May’s Impressionist, Modern, Post War and Contemporary Art sale at Roseberys has a wide selection of works by Russian artists on offer. One example of this is Lot 107 by Julius Sergius von Klever, with an estimate of £20,000-30,000.

Lot 107: Julius Sergius von Klever, Russian 1850-1924- Sunset in a forest; oil on canvas, signed lower right, 125x89cm
Klever first studied under the German artist Konstantin von Kügelgen before enrolling at the Imperial Academy of Fine Arts in St Petersburg, where his teachers included Sokrat Vorobiev and Mikhail Clodt. His first solo exhibition was held in 1874, at the Imperial Society for the Encouragement of the Arts, also in St Petersburg.
Klever became a highly sought-after painter in contemporary Russia, with a number of influential supporters, such as the art patron Pavel Tretyakov. Klever’s work also counted members of the Imperial family among its admirers, including Tsar Alexander II and his son Tsar Alexander III. This piece is a classic example of the style for which Klever is best known, as an atmospheric depiction of a wooded landscape at sunset, executed on a dramatically large-scale.

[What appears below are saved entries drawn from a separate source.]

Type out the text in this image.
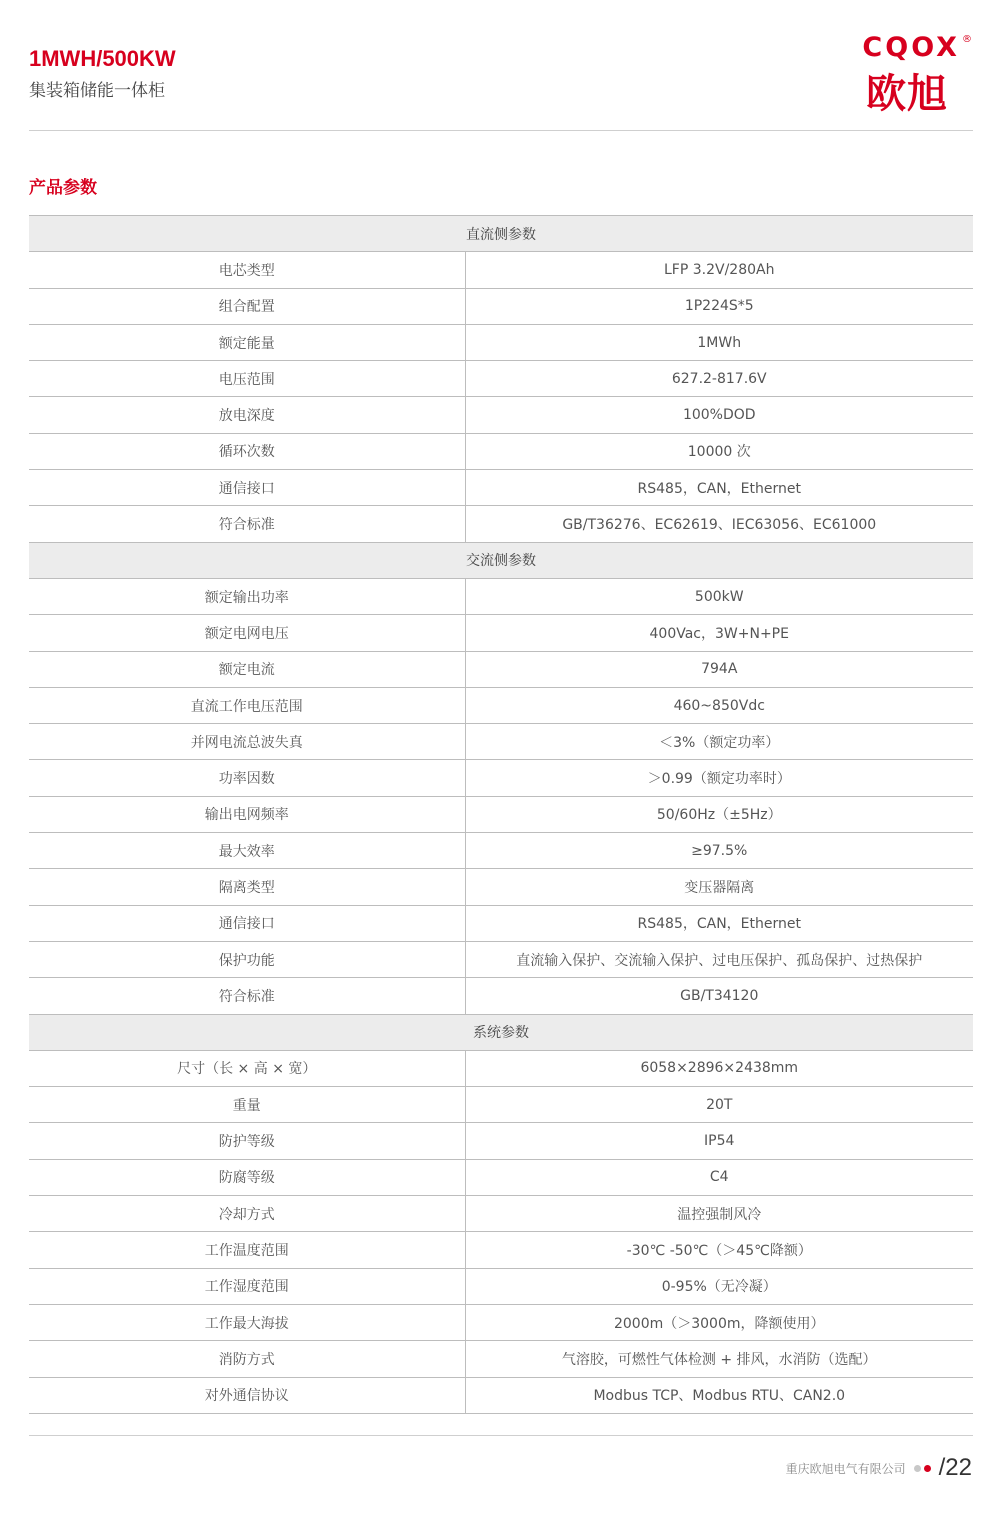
1MWH/500KW
集装箱储能一体柜
CQOX ®
欧旭
产品参数
直流侧参数	
电芯类型	LFP 3.2V/280Ah
组合配置	1P224S*5
额定能量	1MWh
电压范围	627.2-817.6V
放电深度	100%DOD
循环次数	10000 次
通信接口	RS485，CAN，Ethernet
符合标准	GB/T36276、EC62619、IEC63056、EC61000
交流侧参数	
额定输出功率	500kW
额定电网电压	400Vac，3W+N+PE
额定电流	794A
直流工作电压范围	460~850Vdc
并网电流总波失真	＜3%（额定功率）
功率因数	＞0.99（额定功率时）
输出电网频率	50/60Hz（±5Hz）
最大效率	≥97.5%
隔离类型	变压器隔离
通信接口	RS485，CAN，Ethernet
保护功能	直流输入保护、交流输入保护、过电压保护、孤岛保护、过热保护
符合标准	GB/T34120
系统参数	
尺寸（长 × 高 × 宽）	6058×2896×2438mm
重量	20T
防护等级	IP54
防腐等级	C4
冷却方式	温控强制风冷
工作温度范围	-30℃ -50℃（＞45℃降额）
工作湿度范围	0-95%（无冷凝）
工作最大海拔	2000m（＞3000m，降额使用）
消防方式	气溶胶，可燃性气体检测 + 排风，水消防（选配）
对外通信协议	Modbus TCP、Modbus RTU、CAN2.0
重庆欧旭电气有限公司 /22
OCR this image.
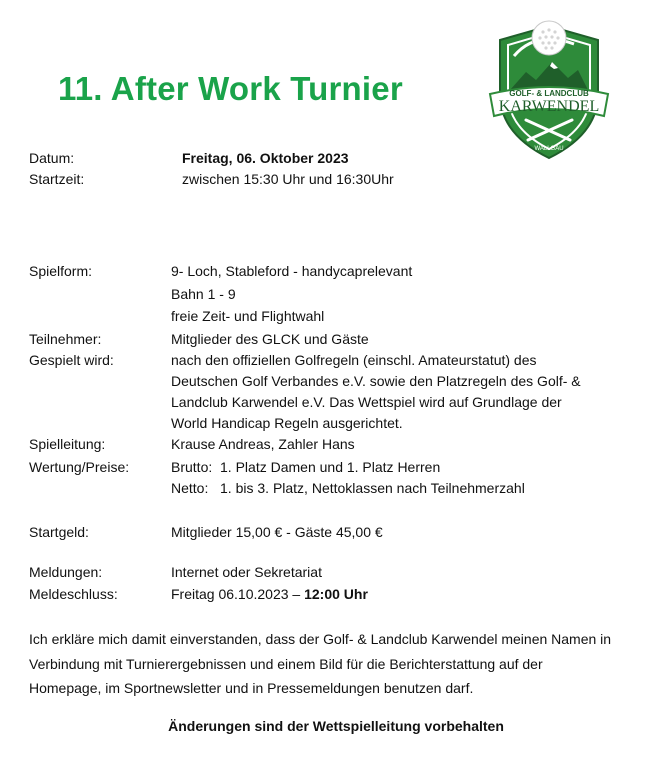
11. After Work Turnier	GOLF- & LANDCLUB
KARWENDEL
WALLGAU
Datum:	Freitag, 06. Oktober 2023
Startzeit:	zwischen 15:30 Uhr und 16:30Uhr
Spielform:	9- Loch, Stableford - handycaprelevant
Bahn 1 - 9
freie Zeit- und Flightwahl
Teilnehmer:	Mitglieder des GLCK und Gäste
Gespielt wird:	nach den offiziellen Golfregeln (einschl. Amateurstatut) des
Deutschen Golf Verbandes e.V. sowie den Platzregeln des Golf- &
Landclub Karwendel e.V. Das Wettspiel wird auf Grundlage der
World Handicap Regeln ausgerichtet.
Spielleitung:	Krause Andreas, Zahler Hans
Wertung/Preise:	Brutto:  1. Platz Damen und 1. Platz Herren
Netto:   1. bis 3. Platz, Nettoklassen nach Teilnehmerzahl
Startgeld:	Mitglieder 15,00 € - Gäste 45,00 €
Meldungen:	Internet oder Sekretariat
Meldeschluss:	Freitag 06.10.2023 – 12:00 Uhr
Ich erkläre mich damit einverstanden, dass der Golf- & Landclub Karwendel meinen Namen in
Verbindung mit Turnierergebnissen und einem Bild für die Berichterstattung auf der
Homepage, im Sportnewsletter und in Pressemeldungen benutzen darf.
Änderungen sind der Wettspielleitung vorbehalten
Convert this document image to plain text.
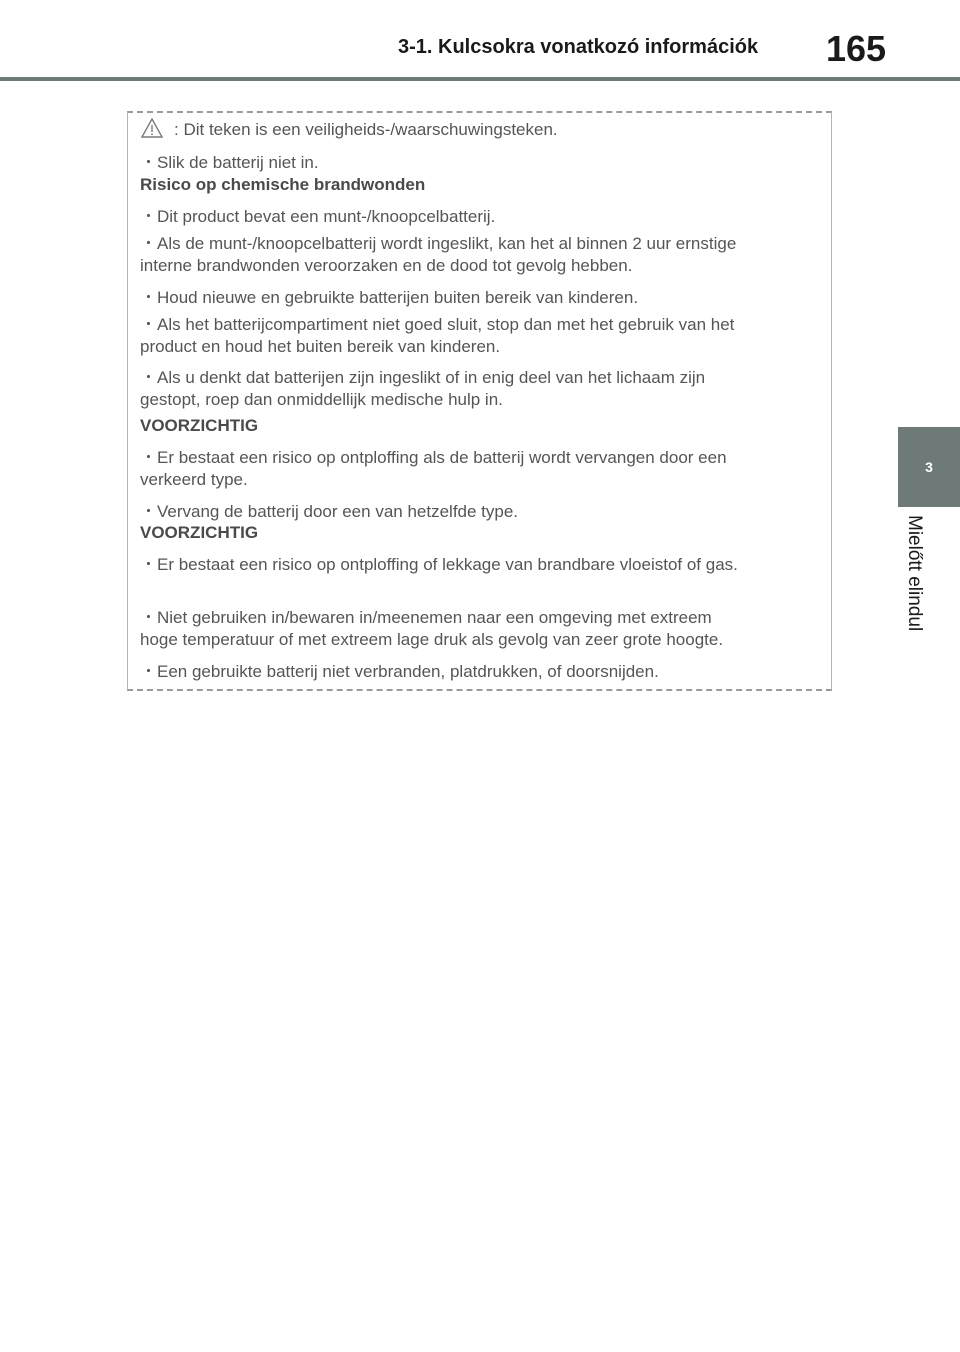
3-1. Kulcsokra vonatkozó információk 165
3
Mielőtt elindul
: Dit teken is een veiligheids-/waarschuwingsteken.
・Slik de batterij niet in.
Risico op chemische brandwonden
・Dit product bevat een munt-/knoopcelbatterij.
・Als de munt-/knoopcelbatterij wordt ingeslikt, kan het al binnen 2 uur ernstige
interne brandwonden veroorzaken en de dood tot gevolg hebben.
・Houd nieuwe en gebruikte batterijen buiten bereik van kinderen.
・Als het batterijcompartiment niet goed sluit, stop dan met het gebruik van het
product en houd het buiten bereik van kinderen.
・Als u denkt dat batterijen zijn ingeslikt of in enig deel van het lichaam zijn
gestopt, roep dan onmiddellijk medische hulp in.
VOORZICHTIG
・Er bestaat een risico op ontploffing als de batterij wordt vervangen door een
verkeerd type.
・Vervang de batterij door een van hetzelfde type.
VOORZICHTIG
・Er bestaat een risico op ontploffing of lekkage van brandbare vloeistof of gas.
・Niet gebruiken in/bewaren in/meenemen naar een omgeving met extreem
hoge temperatuur of met extreem lage druk als gevolg van zeer grote hoogte.
・Een gebruikte batterij niet verbranden, platdrukken, of doorsnijden.
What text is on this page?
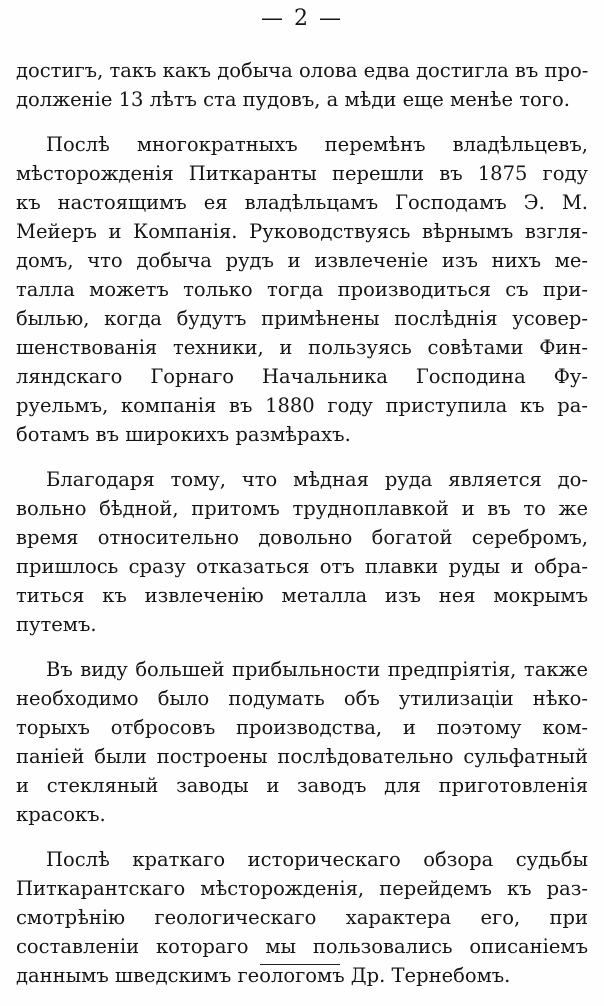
— 2 —
достигъ, такъ какъ добыча олова едва достигла въ про-
долженіе 13 лѣтъ ста пудовъ, а мѣди еще менѣе того.
Послѣ многократныхъ перемѣнъ владѣльцевъ,
мѣсторожденія Питкаранты перешли въ 1875 году
къ настоящимъ ея владѣльцамъ Господамъ Э. М.
Мейеръ и Компанія. Руководствуясь вѣрнымъ взгля-
домъ, что добыча рудъ и извлеченіе изъ нихъ ме-
талла можетъ только тогда производиться съ при-
былью, когда будутъ примѣнены послѣднія усовер-
шенствованія техники, и пользуясь совѣтами Фин-
ляндскаго Горнаго Начальника Господина Фу-
руельмъ, компанія въ 1880 году приступила къ ра-
ботамъ въ широкихъ размѣрахъ.
Благодаря тому, что мѣдная руда является до-
вольно бѣдной, притомъ трудноплавкой и въ то же
время относительно довольно богатой серебромъ,
пришлось сразу отказаться отъ плавки руды и обра-
титься къ извлеченію металла изъ нея мокрымъ
путемъ.
Въ виду большей прибыльности предпріятія, также
необходимо было подумать объ утилизаціи нѣко-
торыхъ отбросовъ производства, и поэтому ком-
паніей были построены послѣдовательно сульфатный
и стекляный заводы и заводъ для приготовленія
красокъ.
Послѣ краткаго историческаго обзора судьбы
Питкарантскаго мѣсторожденія, перейдемъ къ раз-
смотрѣнію геологическаго характера его, при
составленіи котораго мы пользовались описаніемъ
даннымъ шведскимъ геологомъ Др. Тернебомъ.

Vikentiy Pavlovich Trofimov, Russian 1878-1956- The River Ob, 1928-29; oil on canvas, signed and dated 1928-29 lower left, 74x94cm
Lot 101, on offer with an estimate of £15,000-20,000, is a work by the Russian painter Vikentiy Pavlovich Trofimov. Trofimov studied at the Stroganof Art School in Moscow, where he became a close friend of fellow painter Ignaty Nivinsky. This piece is typical of Trofimov’s work, with his confident application of paint in vibrant blues and greens imbuing the expansive view of water (another favourite theme of the artist) with a further sense of vitality and animation.
Works by Trofimov are held in numerous Russian museums, including the State Historical Museum, Tyumen Regional Museum of Fine Arts, the Shchusev Museum of Architecture, and the Voronezh Regional Museum, among others.

Leopold Survage, Russian/French 1879-1968- Composition à l’oiseau,1948; oil on panel, signed and dated 48 lower right, 9.5×10.7cm
Lot 32, with an estimate of £2,000-3,000, is a piece by Léopold Survage, an artist who became closely associated with the Russian avant-garde movement of the twentieth century, having trained at the Moscow School of Painting, Sculpture and Architecture. In the early 1900s Survage met and exhibited alongside key Russian contemporaries such as Alexander Archipenko, Natalia Gontcharova, and Mikhail Larionov. He also showed his work with the avant-garde Jack of Diamonds group in Moscow in 1910. Survage was also closely connected with the artistic developments taking place in Paris, moving there in 1918 and sharing a studio with Amedeo Modigliani.
This work is a wonderful example of the originality and ingenuity of Survage’s approach to visual representation, and can even be seen to gesture towards his interest in exploring the overlap between painting and music. Survage’s use of bright colours and flowing lines to create fluid forms imbues the scene with a powerfully emotive sense of dreamlike innocence.
His work is currently held in the collections of the Museum of Modern Art in New York, the Georges Pompidou Centre in Paris, and the National Museum of Arts in Moscow, among others.

Serge Charchoune, Russian/French 1889-1975- Jade et Coral, 1926; oil on canvas, signed lower right, and dated 26, 19 x 24.5cm
Lot 37, with an estimate of £2,000-3,000, is a work by the Russian artist Serge Charchoune. Charchoune studied at the Moscow Academy of Art before travelling to Paris in the early 1900s, where he studied under Henri Le Fauconnier. It was here that Charchoune was introduced to Cubism, the influence of which can be seen in the geometric abstraction of much of his work, including in this piece. He lived in Barcelona during WWI, where he met the artists Marie Laurencin, Francis Picabia and Albert Gleizes, after which he joined the Dada movement, of which he was a leading figure. Charchoune was, therefore, involved in some of the central artistic developments of early twentieth-century Europe.
Charchoune’s work was in the collections of the Museum of Modern Art in New York, Centre Georges Pompidou, and the Moscow Museum of Modern Art. Retrospectives of his work have been held at the Pompidou, the Russian Museum in St Petersburg, and the Pushkin Museum in Moscow.

Noe Nesterovich Gedenidze, Russian 1914-2002- Still life for Satsivi, 1976; oil on canvas, inscribed in Cyrillic on the reverse, 78x108cm
Also on offer in this sale are two works by the Russian artist Noe Nesterovich Gedenidze, Lot 115 and Lot 116, for £1,000-1,500 and £2,000-3,000 respectively. Gedenidze studied at the Tbilisi Academy of Fine Arts, and, much later in his career, at the Surikov Moscow State Art Institute. These pieces are typical examples of the domestic subject matter repeatedly depicted by Gedenidze, and convey the sense of reflection and stillness which can so often be felt in his work.
To complete the Russian works on offer in this sale are works by Marie Vorobieff Marevna, which were originally purchased from the Roseberys studio sale of the artist’s work in 2019.